On the heals of last weeks postings concerning the rapid growth of SaaS, Cloud and Social Media data, and the corresponding growth in the need to integrate such data sources, as of today, there's even more to write about.
Today, Gartner Research reported that the social customer relationship management market is set to grow by a staggering 40% in 2011 alone.
More than 100 vendors have social CRM offerings, and that's a lot of integration points - given that many of these vendors have paid little attention to integration, interoperability or collaboration with other software packages.
If SaaS companies are doing so much better at Integration...what's the problem?
A recent Integration Developer News article based on a recent SIIA/OPEXEngine report implied that integration woes are largely over - "The ability to integrate a SaaS application hosted in the cloud with on-premise assets, is improving all the time".
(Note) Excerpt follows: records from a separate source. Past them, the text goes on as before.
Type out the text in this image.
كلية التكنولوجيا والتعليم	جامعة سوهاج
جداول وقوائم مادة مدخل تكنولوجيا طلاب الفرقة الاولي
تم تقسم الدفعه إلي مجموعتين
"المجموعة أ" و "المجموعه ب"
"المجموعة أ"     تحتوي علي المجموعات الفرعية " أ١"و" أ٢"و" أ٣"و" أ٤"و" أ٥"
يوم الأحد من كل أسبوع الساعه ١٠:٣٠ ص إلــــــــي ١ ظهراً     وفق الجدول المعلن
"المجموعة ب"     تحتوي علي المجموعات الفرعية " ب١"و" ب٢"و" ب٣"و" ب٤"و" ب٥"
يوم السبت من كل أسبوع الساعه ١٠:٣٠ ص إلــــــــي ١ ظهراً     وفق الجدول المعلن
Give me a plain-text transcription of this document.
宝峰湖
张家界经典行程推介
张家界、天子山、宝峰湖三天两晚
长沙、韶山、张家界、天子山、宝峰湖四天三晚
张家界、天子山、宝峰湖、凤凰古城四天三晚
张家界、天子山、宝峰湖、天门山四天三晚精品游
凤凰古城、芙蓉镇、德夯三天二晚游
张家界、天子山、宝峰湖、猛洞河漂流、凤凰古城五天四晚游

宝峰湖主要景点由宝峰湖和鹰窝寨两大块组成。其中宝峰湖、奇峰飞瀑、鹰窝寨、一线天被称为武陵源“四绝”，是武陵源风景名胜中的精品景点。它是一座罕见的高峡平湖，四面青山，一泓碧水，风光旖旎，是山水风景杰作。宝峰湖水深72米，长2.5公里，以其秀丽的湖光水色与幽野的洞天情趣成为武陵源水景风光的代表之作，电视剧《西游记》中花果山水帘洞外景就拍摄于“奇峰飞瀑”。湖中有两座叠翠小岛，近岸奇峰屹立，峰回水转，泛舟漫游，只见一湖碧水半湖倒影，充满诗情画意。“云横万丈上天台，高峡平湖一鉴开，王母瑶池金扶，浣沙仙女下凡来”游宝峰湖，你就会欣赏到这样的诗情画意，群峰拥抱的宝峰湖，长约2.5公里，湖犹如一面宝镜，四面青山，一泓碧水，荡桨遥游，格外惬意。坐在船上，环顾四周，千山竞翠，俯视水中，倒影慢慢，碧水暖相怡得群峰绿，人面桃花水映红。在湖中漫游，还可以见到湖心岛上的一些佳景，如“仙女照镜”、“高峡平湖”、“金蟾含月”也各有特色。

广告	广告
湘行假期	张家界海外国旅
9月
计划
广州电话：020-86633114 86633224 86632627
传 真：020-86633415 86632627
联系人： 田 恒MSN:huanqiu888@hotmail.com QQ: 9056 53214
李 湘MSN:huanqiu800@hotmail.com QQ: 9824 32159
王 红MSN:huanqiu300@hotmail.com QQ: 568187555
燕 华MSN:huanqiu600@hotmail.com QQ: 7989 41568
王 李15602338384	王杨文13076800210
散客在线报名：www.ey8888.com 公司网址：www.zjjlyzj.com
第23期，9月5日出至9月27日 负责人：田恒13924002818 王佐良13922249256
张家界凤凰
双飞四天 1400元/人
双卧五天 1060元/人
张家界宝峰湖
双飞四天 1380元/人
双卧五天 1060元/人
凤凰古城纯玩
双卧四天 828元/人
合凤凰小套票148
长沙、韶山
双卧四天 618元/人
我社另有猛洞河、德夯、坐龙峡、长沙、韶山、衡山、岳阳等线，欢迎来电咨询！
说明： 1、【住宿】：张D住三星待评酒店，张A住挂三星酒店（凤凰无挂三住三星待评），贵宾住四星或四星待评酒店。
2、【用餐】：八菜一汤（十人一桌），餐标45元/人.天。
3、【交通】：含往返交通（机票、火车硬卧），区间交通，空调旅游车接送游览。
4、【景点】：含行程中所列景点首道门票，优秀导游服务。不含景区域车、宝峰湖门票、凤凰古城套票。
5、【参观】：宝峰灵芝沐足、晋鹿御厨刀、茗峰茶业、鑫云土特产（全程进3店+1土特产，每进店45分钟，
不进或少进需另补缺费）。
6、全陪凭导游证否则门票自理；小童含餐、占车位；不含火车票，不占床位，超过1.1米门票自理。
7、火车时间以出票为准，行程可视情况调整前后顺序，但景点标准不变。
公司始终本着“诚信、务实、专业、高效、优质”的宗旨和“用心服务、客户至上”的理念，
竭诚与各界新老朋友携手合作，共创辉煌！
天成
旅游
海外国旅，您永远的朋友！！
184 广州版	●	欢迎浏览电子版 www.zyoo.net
In "SaaS Companies Doing Well, Thanks in Part to Integration", Loraine Lawson discusses the report, but correctly raises the point that integration woes might not necessarily be over....for customers.
Yes, integration woes aren't what they used to be...IF you're a SaaS Vendor.
The SIIA report and most of the analysis surrounding it is SaaS Software-vendor focused. Not "SaaS software customer-focused".
It's relevant if you're a SaaS vendor, or a VC investing in SaaS vendors.
On the average, each individual SaaS software vendor's product is easier to integrate that it was a year or two ago.
But I look at this from a CUSTOMER perspective. And the SIIA report doesn't concern itself with that perspective - that's not what it's about. It reports on Software companies.
Companies are using dramatically more and more SaaS/Cloud/Social Media products.
And barriers to switching are far lower with SaaS products than On-Prem software products. Ask anyone who's tried to un-install Siebel or SAP.
More end-points, more change. More often.
Oh, and lots of new products - like the whole Social Media CRM space that didn't even exist just a few years ago, and all of a sudden, it's a billion dollar market with over 100 players.
To complicate matters, the relationship between effort to integrate (and maintain integration) between end-points is not a linear one. Integrating 20 end-points together is typically considerably more than 10x the effort than that to integrate 2 end-points.
So, are SaaS integration woes over? No, they're just beginning.